Expressive Controls via Tags and Prompts
Steer output with four integrated capabilities: simple tags like [sad] or [excited]; natural English prompts such as [speak sadly, as if something bad just happened]; paralinguistic acts including [laugh], [sigh], [breathe], [clear_throat], or [cough]; and disfluencies like uh, um, self-corrections, or mid-phrase pauses that vary by speaker profile (e.g., energetic vs. hesitant fillers). Clone voices in two steps: upload 5–15 seconds clean audio to /voices/v1/voices:clone, get ID, then use normally for consistent identity across languages.

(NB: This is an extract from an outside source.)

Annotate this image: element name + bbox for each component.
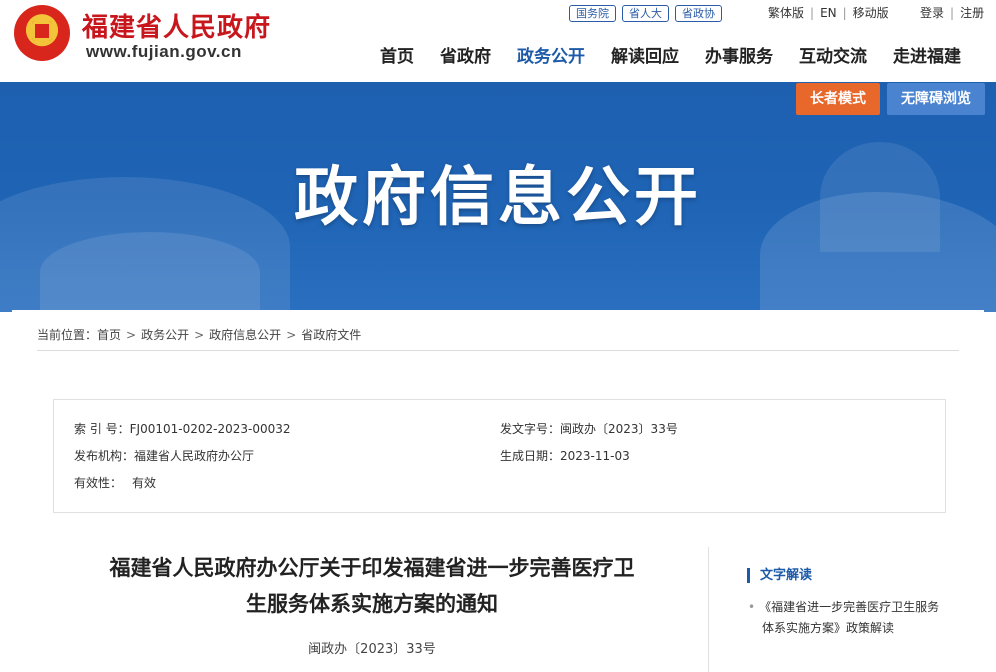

Full Pipeline for Low-Latency Voice Agents
TTS-2 slots into Inworld's stack: Realtime STT profiles user (age, accent, pitch, emotion, pacing) in one pass; Router selects from 200+ models based on context; all over single WebSocket with sub-200ms median TTS time-to-first-audio. Prior version (TTS 1.5) tops Artificial Analysis Speech Arena leaderboard over Google (#2) and ElevenLabs (#3), proving quality baseline while TTS-2 advances behavior.